但没想到昨天和小兜耗了一天。
就暂且又住了一晚上。
但经历过昨晚的耗子惊魂后,她如今是一刻也不想再多呆了。
阮渊仰躺在凳子上,说话都没啥劲,“都听哥哥的。”
他一刻也不想再多见这厕所了。
简直就是阴影。
洗了澡到现在,他还感觉自己身上携着一股子粪味。
一拍即合。
时轶当晚就出去,找到了个距离庆阳中学不到半小时脚程的中等小区。
看房、问价、议价。
一整套程序走下来,时轶很快就租好了这套新房子。
但直到正式得到了钥匙的那一刻,她才如释重负。
这下好了,自己更不用担心阮渊上学会迟到了。
又可以少操一份心了。
心情一下子大好!
于是带着阮渊屁颠屁颠就打算回去收拾行李。
路上,不少小电驴从他们身边哔哔骑过。
时轶看着那些人潇洒省劲的背影,若有所思。
阮渊扯扯她的袖子,漂亮的眼睛里倒影着天上的弯月,皎洁而明亮,“哥哥,你到底找的是什么工作啊?就刚刚那个房子的租金好贵的,我怕——”
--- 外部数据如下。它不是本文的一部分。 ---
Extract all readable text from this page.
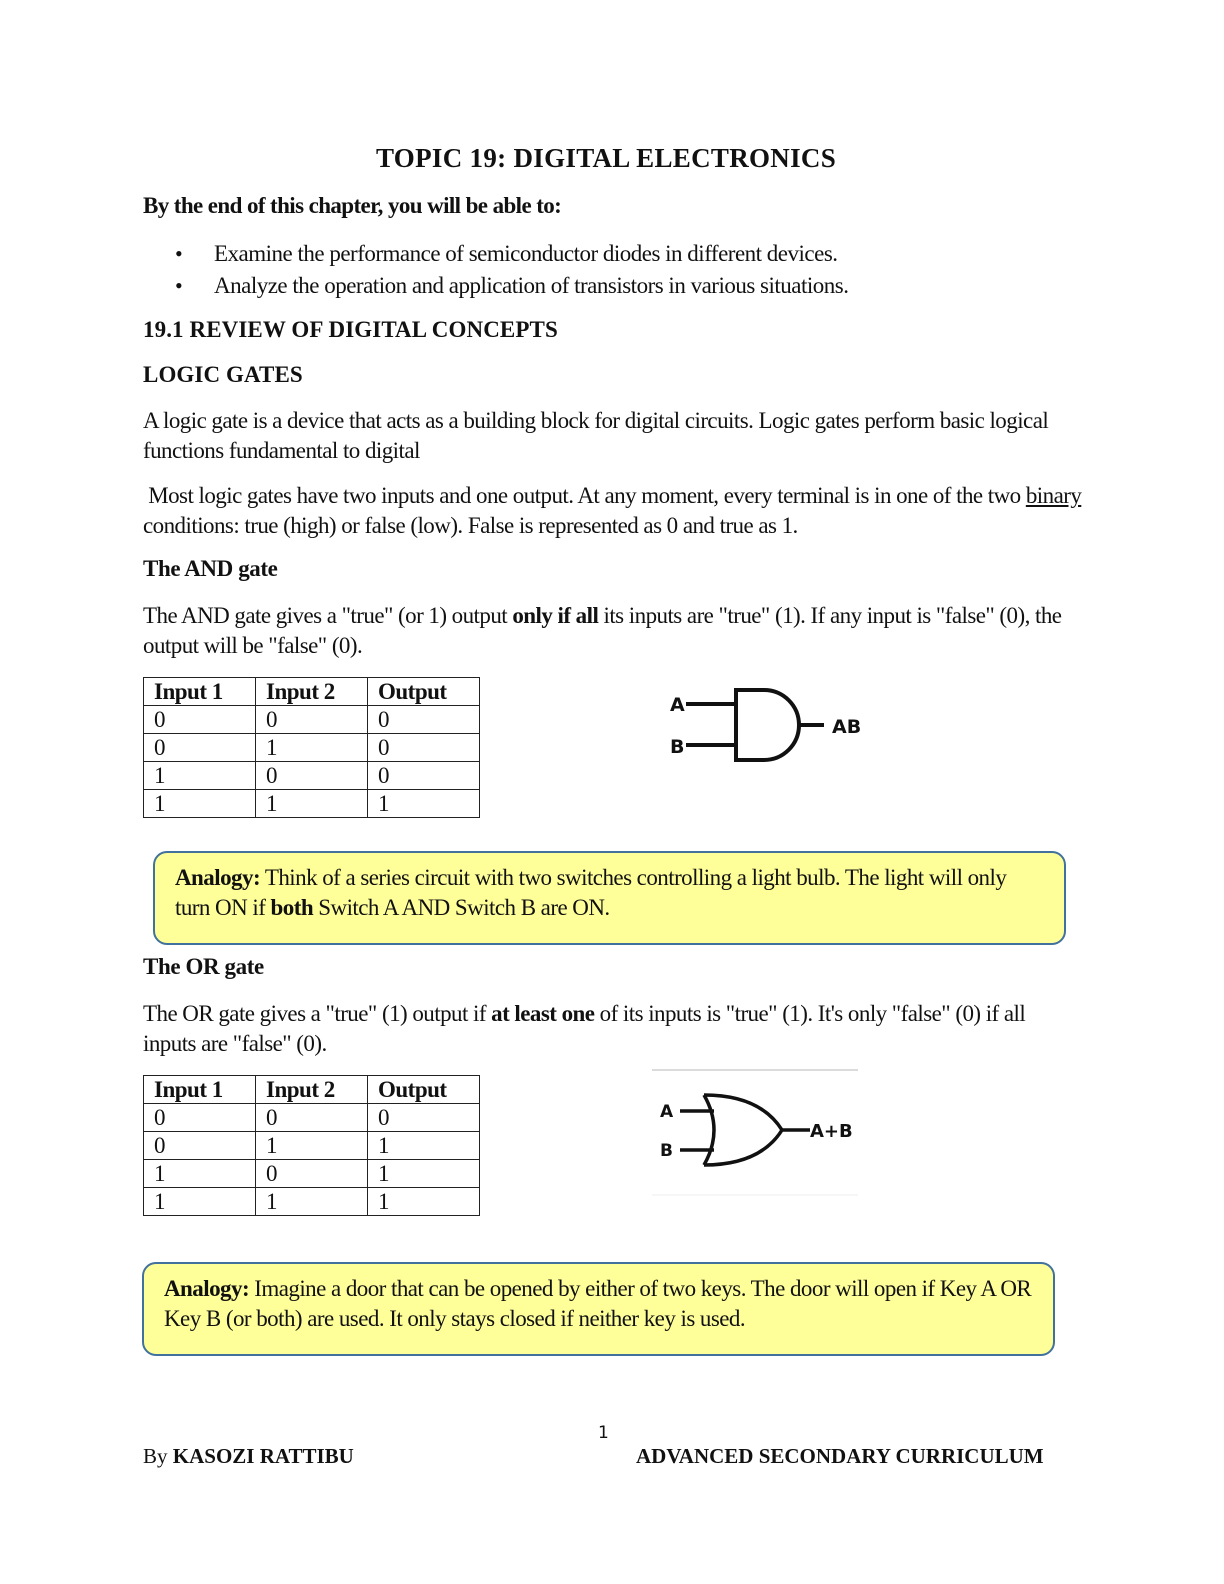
TOPIC 19: DIGITAL ELECTRONICS
By the end of this chapter, you will be able to:
• Examine the performance of semiconductor diodes in different devices.
• Analyze the operation and application of transistors in various situations.
19.1 REVIEW OF DIGITAL CONCEPTS
LOGIC GATES
A logic gate is a device that acts as a building block for digital circuits. Logic gates perform basic logical functions fundamental to digital
Most logic gates have two inputs and one output. At any moment, every terminal is in one of the two binary conditions: true (high) or false (low). False is represented as 0 and true as 1.
The AND gate
The AND gate gives a "true" (or 1) output only if all its inputs are "true" (1). If any input is "false" (0), the output will be "false" (0).
Input 1	Input 2	Output
0	0	0
0	1	0
1	0	0
1	1	1
A
B
AB
Analogy: Think of a series circuit with two switches controlling a light bulb. The light will only turn ON if both Switch A AND Switch B are ON.
The OR gate
The OR gate gives a "true" (1) output if at least one of its inputs is "true" (1). It's only "false" (0) if all inputs are "false" (0).
Input 1	Input 2	Output
0	0	0
0	1	1
1	0	1
1	1	1
A
B
A+B
Analogy: Imagine a door that can be opened by either of two keys. The door will open if Key A OR Key B (or both) are used. It only stays closed if neither key is used.
1
By KASOZI RATTIBU	ADVANCED SECONDARY CURRICULUM
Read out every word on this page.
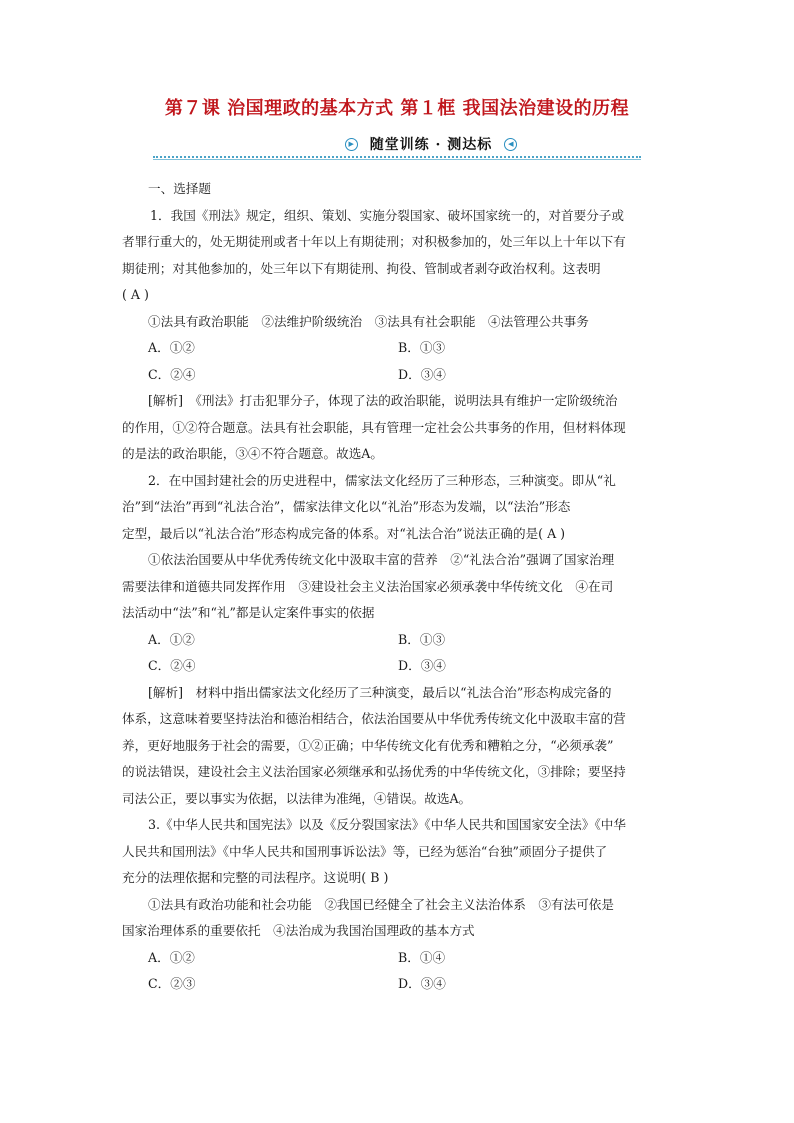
第７课 治国理政的基本方式 第１框 我国法治建设的历程
▶ 随堂训练 · 测达标	◀
一、选择题
1．我国《刑法》规定，组织、策划、实施分裂国家、破坏国家统一的，对首要分子或
者罪行重大的，处无期徒刑或者十年以上有期徒刑；对积极参加的，处三年以上十年以下有
期徒刑；对其他参加的，处三年以下有期徒刑、拘役、管制或者剥夺政治权利。这表明
( A )
①法具有政治职能　②法维护阶级统治　③法具有社会职能　④法管理公共事务
A．①②	B．①③
C．②④	D．③④
[解析]　《刑法》打击犯罪分子，体现了法的政治职能，说明法具有维护一定阶级统治
的作用，①②符合题意。法具有社会职能，具有管理一定社会公共事务的作用，但材料体现
的是法的政治职能，③④不符合题意。故选A。
2．在中国封建社会的历史进程中，儒家法文化经历了三种形态，三种演变。即从“礼
治”到“法治”再到“礼法合治”，儒家法律文化以“礼治”形态为发端，以“法治”形态
定型，最后以“礼法合治”形态构成完备的体系。对“礼法合治”说法正确的是( A )
①依法治国要从中华优秀传统文化中汲取丰富的营养　②“礼法合治”强调了国家治理
需要法律和道德共同发挥作用　③建设社会主义法治国家必须承袭中华传统文化　④在司
法活动中“法”和“礼”都是认定案件事实的依据
A．①②	B．①③
C．②④	D．③④
[解析]　材料中指出儒家法文化经历了三种演变，最后以“礼法合治”形态构成完备的
体系，这意味着要坚持法治和德治相结合，依法治国要从中华优秀传统文化中汲取丰富的营
养，更好地服务于社会的需要，①②正确；中华传统文化有优秀和糟粕之分，“必须承袭”
的说法错误，建设社会主义法治国家必须继承和弘扬优秀的中华传统文化，③排除；要坚持
司法公正，要以事实为依据，以法律为准绳，④错误。故选A。
3.《中华人民共和国宪法》以及《反分裂国家法》《中华人民共和国国家安全法》《中华
人民共和国刑法》《中华人民共和国刑事诉讼法》等，已经为惩治“台独”顽固分子提供了
充分的法理依据和完整的司法程序。这说明( B )
①法具有政治功能和社会功能　②我国已经健全了社会主义法治体系　③有法可依是
国家治理体系的重要依托　④法治成为我国治国理政的基本方式
A．①②	B．①④
C．②③	D．③④
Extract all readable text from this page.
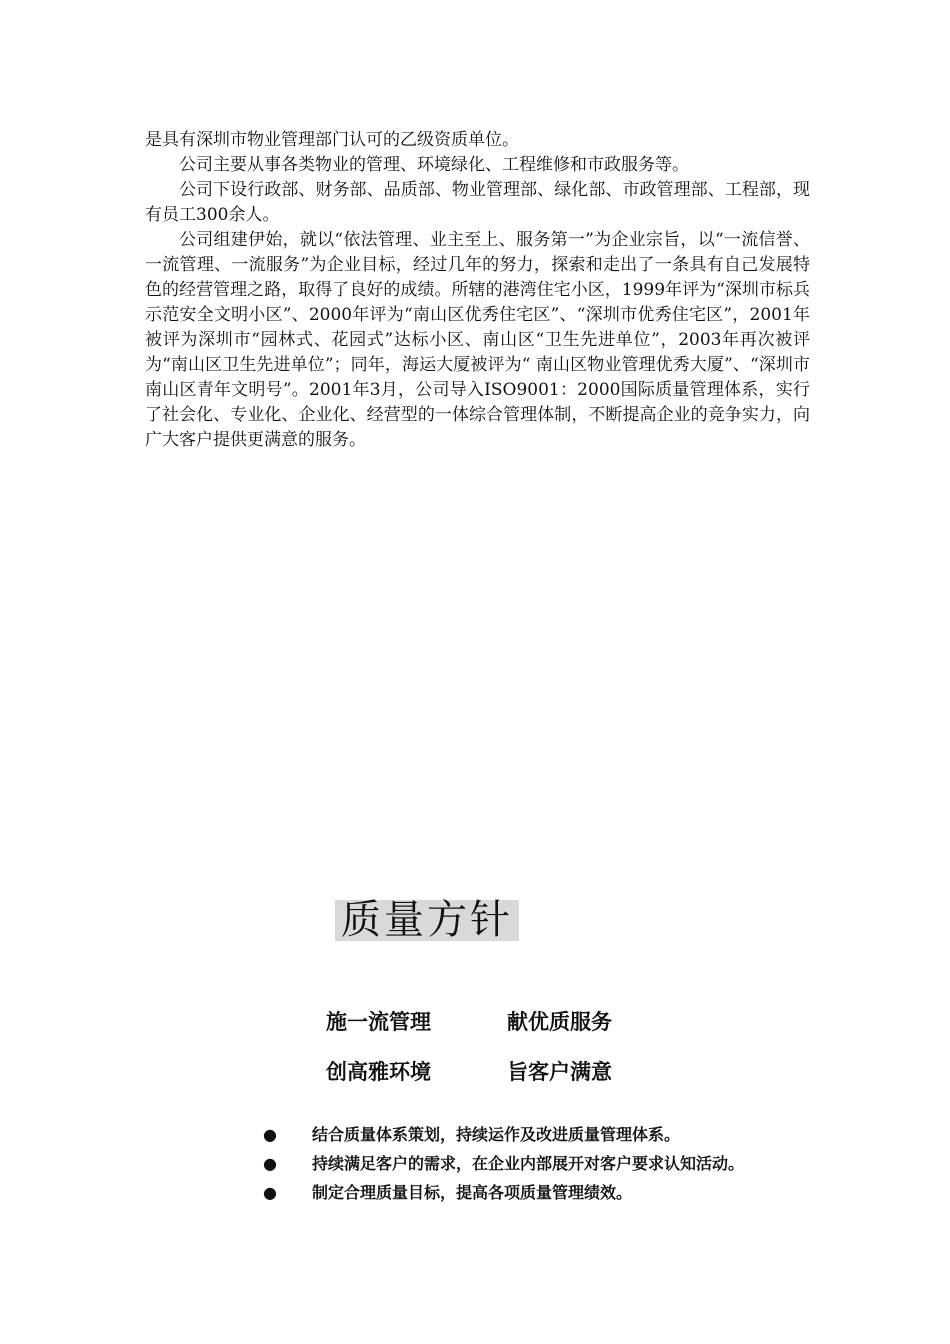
是具有深圳市物业管理部门认可的乙级资质单位。

公司主要从事各类物业的管理、环境绿化、工程维修和市政服务等。

公司下设行政部、财务部、品质部、物业管理部、绿化部、市政管理部、工程部，现有员工300余人。

公司组建伊始，就以“依法管理、业主至上、服务第一”为企业宗旨，以“一流信誉、一流管理、一流服务”为企业目标，经过几年的努力，探索和走出了一条具有自己发展特色的经营管理之路，取得了良好的成绩。所辖的港湾住宅小区，1999年评为“深圳市标兵示范安全文明小区”、2000年评为“南山区优秀住宅区”、“深圳市优秀住宅区”，2001年被评为深圳市“园林式、花园式”达标小区、南山区“卫生先进单位”，2003年再次被评为“南山区卫生先进单位”；同年，海运大厦被评为“ 南山区物业管理优秀大厦”、“深圳市南山区青年文明号”。2001年3月，公司导入ISO9001：2000国际质量管理体系，实行了社会化、专业化、企业化、经营型的一体综合管理体制，不断提高企业的竞争实力，向广大客户提供更满意的服务。

质量方针
施一流管理	献优质服务
创高雅环境	旨客户满意

● 结合质量体系策划，持续运作及改进质量管理体系。

● 持续满足客户的需求，在企业内部展开对客户要求认知活动。

● 制定合理质量目标，提高各项质量管理绩效。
“就是一小助理。”她随手摘下头顶的一片绿叶,嗅了嗅,然后用它去挠阮渊的鼻尖,叹口气,“小渊子,你可要快点长高啊,不然会很废的。”
他避过,轻轻打了个喷嚏,鼻音微软,“身高是急不来的。”
“说的也是,”时轶绕过他后颈,搭手在他肩上,从背后看完全是俩亲密无间好兄弟,“没事,我以后多买点好吃的,你多吃点就行了。还有,千万别挑食。”
她还记得昨天这家伙这也不吃那也不吃的事呢。